Big Win for Patients and Physicians
As I read it, the 11 definitions above are consistent with the draft NPRM. Entrepreneurs, private investors, educators, and licensing boards stand ready to offer patients and physicians innovative services that compete with each other and with the incumbents that were so heavily subsidized by HITECH. To encourage this private-sector investment and provide a visible win to their constituents, Federal health architecture regulators and managers, including ONC, CMS, VA, and DoD would do well to reorganize the Regulations in a way that makes the opportunity to compete on the basis of patient-directed exchange as clear as possible.
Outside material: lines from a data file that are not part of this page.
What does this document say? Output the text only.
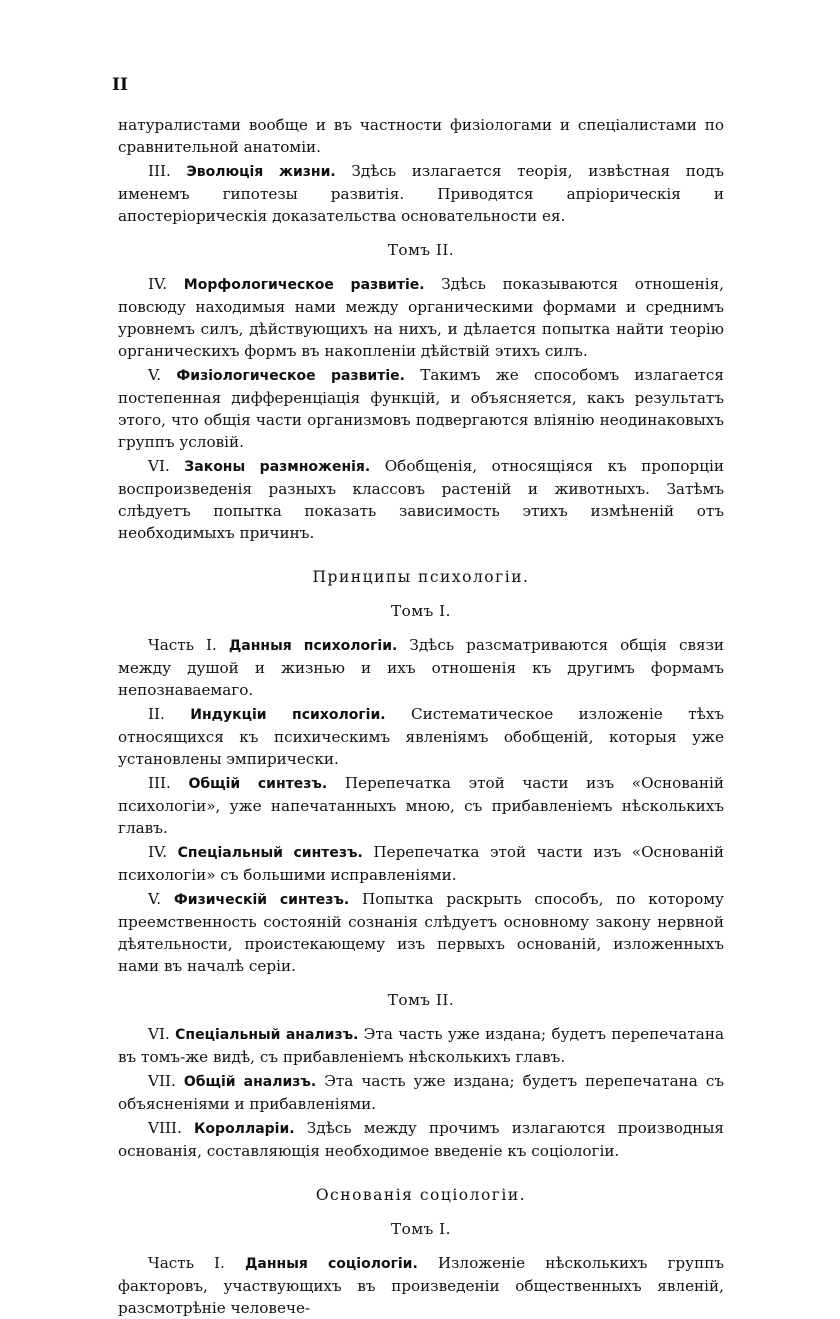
II

натуралистами вообще и въ частности физiологами и спецiалистами по сравнительной анатомiи.

III. Эволюцiя жизни. Здѣсь излагается теорiя, извѣстная подъ именемъ гипотезы развитiя. Приводятся апрiорическiя и апостерiорическiя доказательства основательности ея.

Томъ II.

IV. Морфологическое развитiе. Здѣсь показываются отношенiя, повсюду находимыя нами между органическими формами и среднимъ уровнемъ силъ, дѣйствующихъ на нихъ, и дѣлается попытка найти теорiю органическихъ формъ въ накопленiи дѣйствiй этихъ силъ.

V. Физiологическое развитiе. Такимъ же способомъ излагается постепенная дифференцiацiя функцiй, и объясняется, какъ результатъ этого, что общiя части организмовъ подвергаются влiянiю неодинаковыхъ группъ условiй.

VI. Законы размноженiя. Обобщенiя, относящiяся къ пропорцiи воспроизведенiя разныхъ классовъ растенiй и животныхъ. Затѣмъ слѣдуетъ попытка показать зависимость этихъ измѣненiй отъ необходимыхъ причинъ.

Принципы психологiи.
Томъ I.

Часть I. Данныя психологiи. Здѣсь разсматриваются общiя связи между душой и жизнью и ихъ отношенiя къ другимъ формамъ непознаваемаго.

II. Индукцiи психологiи. Систематическое изложенiе тѣхъ относящихся къ психическимъ явленiямъ обобщенiй, которыя уже установлены эмпирически.

III. Общiй синтезъ. Перепечатка этой части изъ «Основанiй психологiи», уже напечатанныхъ мною, съ прибавленiемъ нѣсколькихъ главъ.

IV. Спецiальный синтезъ. Перепечатка этой части изъ «Основанiй психологiи» съ большими исправленiями.

V. Физическiй синтезъ. Попытка раскрыть способъ, по которому преемственность состоянiй сознанiя слѣдуетъ основному закону нервной дѣятельности, проистекающему изъ первыхъ основанiй, изложенныхъ нами въ началѣ серiи.

Томъ II.

VI. Спецiальный анализъ. Эта часть уже издана; будетъ перепечатана въ томъ-же видѣ, съ прибавленiемъ нѣсколькихъ главъ.

VII. Общiй анализъ. Эта часть уже издана; будетъ перепечатана съ объясненiями и прибавленiями.

VIII. Королларiи. Здѣсь между прочимъ излагаются производныя основанiя, составляющiя необходимое введенiе къ соцiологiи.

Основанiя соцiологiи.
Томъ I.

Часть I. Данныя соцiологiи. Изложенiе нѣсколькихъ группъ факторовъ, участвующихъ въ произведенiи общественныхъ явленiй, разсмотрѣнiе человече-
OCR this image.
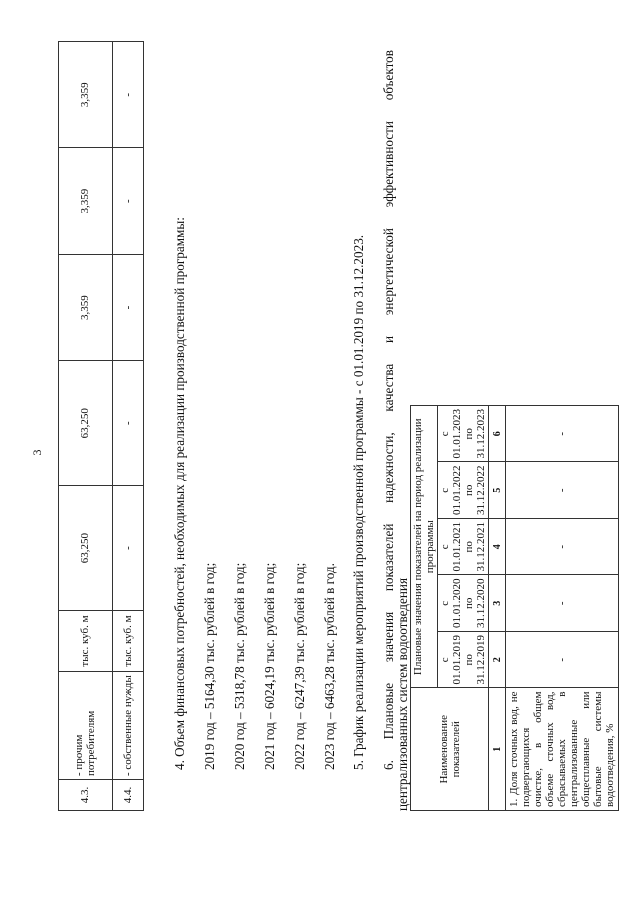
3
4.3.	- прочим потребителям	тыс. куб. м	63,250	63,250	3,359	3,359	3,359
4.4.	- собственные нужды	тыс. куб. м	-	-	-	-	-
4. Объем финансовых потребностей, необходимых для реализации производственной программы: 2019 год – 5164,30 тыс. рублей в год; 2020 год – 5318,78 тыс. рублей в год; 2021 год – 6024,19 тыс. рублей в год; 2022 год – 6247,39 тыс. рублей в год; 2023 год – 6463,28 тыс. рублей в год. 5. График реализации мероприятий производственной программы - с 01.01.2019 по 31.12.2023. 6. Плановые значения показателей надежности, качества и энергетической эффективности объектов централизованных систем водоотведения	Наименование показателей	Плановые значения показателей на период реализации программы				
	с 01.01.2019 по 31.12.2019	с 01.01.2020 по 31.12.2020	с 01.01.2021 по 31.12.2021	с 01.01.2022 по 31.12.2022	с 01.01.2023 по 31.12.2023
1	2	3	4	5	6
1. Доля сточных вод, не подвергающихся очистке, в общем объеме сточных вод, сбрасываемых в централизованные общесплавные или бытовые системы водоотведения, %	-	-	-	-	-
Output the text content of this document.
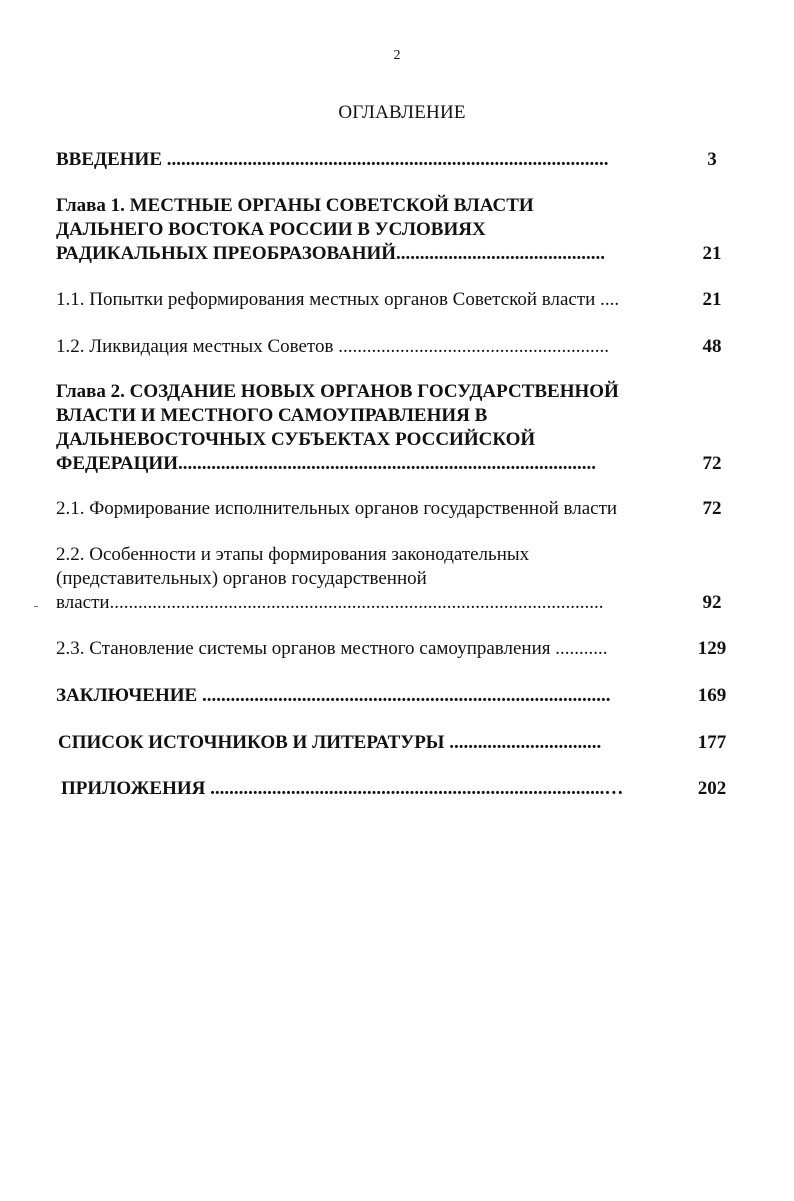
2
ОГЛАВЛЕНИЕ
ВВЕДЕНИЕ .............................................................................................	3
Глава 1. МЕСТНЫЕ ОРГАНЫ СОВЕТСКОЙ ВЛАСТИ
ДАЛЬНЕГО ВОСТОКА РОССИИ В УСЛОВИЯХ
РАДИКАЛЬНЫХ ПРЕОБРАЗОВАНИЙ............................................	21
1.1. Попытки реформирования местных органов Советской власти ....	21
1.2. Ликвидация местных Советов .........................................................	48
Глава 2. СОЗДАНИЕ НОВЫХ ОРГАНОВ ГОСУДАРСТВЕННОЙ
ВЛАСТИ И МЕСТНОГО САМОУПРАВЛЕНИЯ В
ДАЛЬНЕВОСТОЧНЫХ СУБЪЕКТАХ РОССИЙСКОЙ
ФЕДЕРАЦИИ........................................................................................	72
2.1. Формирование исполнительных органов государственной власти	72
2.2. Особенности и этапы формирования законодательных
(представительных) органов государственной
власти........................................................................................................	92
2.3. Становление системы органов местного самоуправления ...........	129
ЗАКЛЮЧЕНИЕ ......................................................................................	169
СПИСОК ИСТОЧНИКОВ И ЛИТЕРАТУРЫ ................................	177
ПРИЛОЖЕНИЯ ...................................................................................…	202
As an alternative to reorganizing the Regulations, guidance could be provided that makes clear the 11 definitions above. Furthermore, although it could take years for the private-sector covered entities to fully deploy patient-directed sharing, deployments directly controlled by the Federal government such as access to the Medicare database and VA-DoD information sharing could begin to implement patient-directed information sharing “without special effort” immediately. Give patients and doctors the power of modern technology.
Adrian Gropper, MD, is the CTO of Patient Privacy Rights, a national organization representing 10.3 million patients and among the foremost open data advocates in the country.